Total number of known localities in Europe and Russia can be about 60, the number of unknown localities may be 10 times higher, so 600 . We estimated 2 functional individuals per locality and number of mature individuals 2x10 per locality (due to mycelium fragmentation). 600x2x10 - 12000
Declining more then 20% due to habitat loss and degradation (draining, peat extraction)
Applicable criteria A2c+3+4; C1 - NT, close to Vu.
Population Trend: Deteriorating
Marsh Honey Fungus looks rather like to the other species of Armillaria, but it’s easily distinguished from related species by the lack of a ring, and typically growing solitary or in small groups. However the habitat is strongly different since A.ectypa is confined to various types of wetlands including mesotrophic mires (karst ones, alkaline fens), ombrogenic peat bogs, sometimes reeds at paludified pond shores, and other paludous habitats near calcareous springs. Important specific details of habitats probably are: low or rather low nitrogen contents and the presence at least localized base-rich micro-habitats (local calcareous flushes of ground water). A. ectypa is a saprotroph associated mainly with plant communities consisting of Sphagnum spp., Carex spp (mainly oligo- and mesothrophic spp.), Drosera spp. ,Rhynchospora alba, Scheuchzeria palustris etc.
The all kinds of actions leading to changing of hydrological regime in and around mires such as peat and moss extraction, drainage ditch digging, extensive forestry plantations, eutrophication of groundwater, agricultural toxic discharges and the intensive cattle grazing nearby the habitats, etc.
The maintenance of appropriate hydrological regime, prevention of actions leading to drying, eutrophication and changing of water composition.
We need to know preferable habitats and plant communities, the exact sizes of individuals and populations (detected with molecular methods) and their dependence from the nature conditions, breeding system, the ability of maintenance in cultures etc.

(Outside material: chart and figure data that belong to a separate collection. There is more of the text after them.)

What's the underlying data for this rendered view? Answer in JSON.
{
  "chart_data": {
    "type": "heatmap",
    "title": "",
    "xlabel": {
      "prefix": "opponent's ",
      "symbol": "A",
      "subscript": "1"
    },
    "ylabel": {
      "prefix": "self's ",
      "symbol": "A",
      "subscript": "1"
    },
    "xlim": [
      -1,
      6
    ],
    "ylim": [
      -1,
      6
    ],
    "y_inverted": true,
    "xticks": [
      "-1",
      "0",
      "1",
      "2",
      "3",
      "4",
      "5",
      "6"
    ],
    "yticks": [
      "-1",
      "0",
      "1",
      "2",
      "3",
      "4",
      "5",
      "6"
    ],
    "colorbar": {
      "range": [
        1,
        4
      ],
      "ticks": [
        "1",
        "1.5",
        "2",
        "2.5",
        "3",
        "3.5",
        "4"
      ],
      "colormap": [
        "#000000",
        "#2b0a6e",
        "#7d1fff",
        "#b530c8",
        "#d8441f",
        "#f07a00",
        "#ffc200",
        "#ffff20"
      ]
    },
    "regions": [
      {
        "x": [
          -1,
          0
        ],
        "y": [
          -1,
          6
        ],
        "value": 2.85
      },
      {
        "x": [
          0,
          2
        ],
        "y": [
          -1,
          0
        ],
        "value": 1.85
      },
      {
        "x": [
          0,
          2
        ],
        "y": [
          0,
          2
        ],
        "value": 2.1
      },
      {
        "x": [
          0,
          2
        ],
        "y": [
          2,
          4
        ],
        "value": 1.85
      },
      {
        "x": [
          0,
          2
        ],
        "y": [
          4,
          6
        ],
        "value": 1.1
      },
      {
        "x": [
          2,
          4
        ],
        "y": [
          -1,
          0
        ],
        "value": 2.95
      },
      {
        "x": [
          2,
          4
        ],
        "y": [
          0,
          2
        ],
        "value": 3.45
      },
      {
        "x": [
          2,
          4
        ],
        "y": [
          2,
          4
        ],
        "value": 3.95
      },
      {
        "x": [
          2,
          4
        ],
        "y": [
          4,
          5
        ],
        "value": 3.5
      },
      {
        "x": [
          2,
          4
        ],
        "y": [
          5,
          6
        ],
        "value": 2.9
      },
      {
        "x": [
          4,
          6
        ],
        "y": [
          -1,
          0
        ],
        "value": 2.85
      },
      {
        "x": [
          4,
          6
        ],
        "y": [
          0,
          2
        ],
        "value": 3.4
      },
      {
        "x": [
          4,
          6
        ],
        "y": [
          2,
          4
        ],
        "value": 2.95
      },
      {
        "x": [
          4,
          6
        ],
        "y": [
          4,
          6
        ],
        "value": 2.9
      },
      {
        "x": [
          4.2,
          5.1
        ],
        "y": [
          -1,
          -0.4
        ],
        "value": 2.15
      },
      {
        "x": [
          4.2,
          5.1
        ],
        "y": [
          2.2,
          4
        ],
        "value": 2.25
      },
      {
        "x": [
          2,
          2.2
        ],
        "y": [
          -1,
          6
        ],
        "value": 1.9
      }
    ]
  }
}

Ainsworth A. M. Report on the marsh honey fungus Armillaria ectypa, a UK BAP species. — L., 2003. — 22 p. — (English Nature Research Reports, No. 540).
Dahlberg A., Croneborg H. 33 threatened fungi in Europe: Complementary and revised information on candidates for listing in Appendix I of the Bern Convention. Uppsala: Swedish Species Information Centre, 2003. 82 p.
Mitchel D. Armillaria ectypa – marsh honey fungus http://www.habitas.org.uk/priority/species.asp?item=665
Otto P, 2011. Ecology and chorology of 51 selected fungal species. Draft, Leipzig (unpublished)
Red Data Book of Tula Region: plants and fungi. Official edition / Edited by A.V.Shcherbakov. - Tula: Grif et K, 2010. 393 p. (in Russian)
Red Data Book of of the Khanty-Mansiysk Autonomous Okrug - Ugra: animals, plants, fungi. Ed. 2nd / Edited by AM Vasin, AL Vasina. - Ekaterinburg: Publishing Basco, 2013. 460 p/
Termorshuizen, A.J. in Bas, C. et al. 1995. Flora Agaricina Neerlandica 3: 38-39. Rotterdam, Brookfield.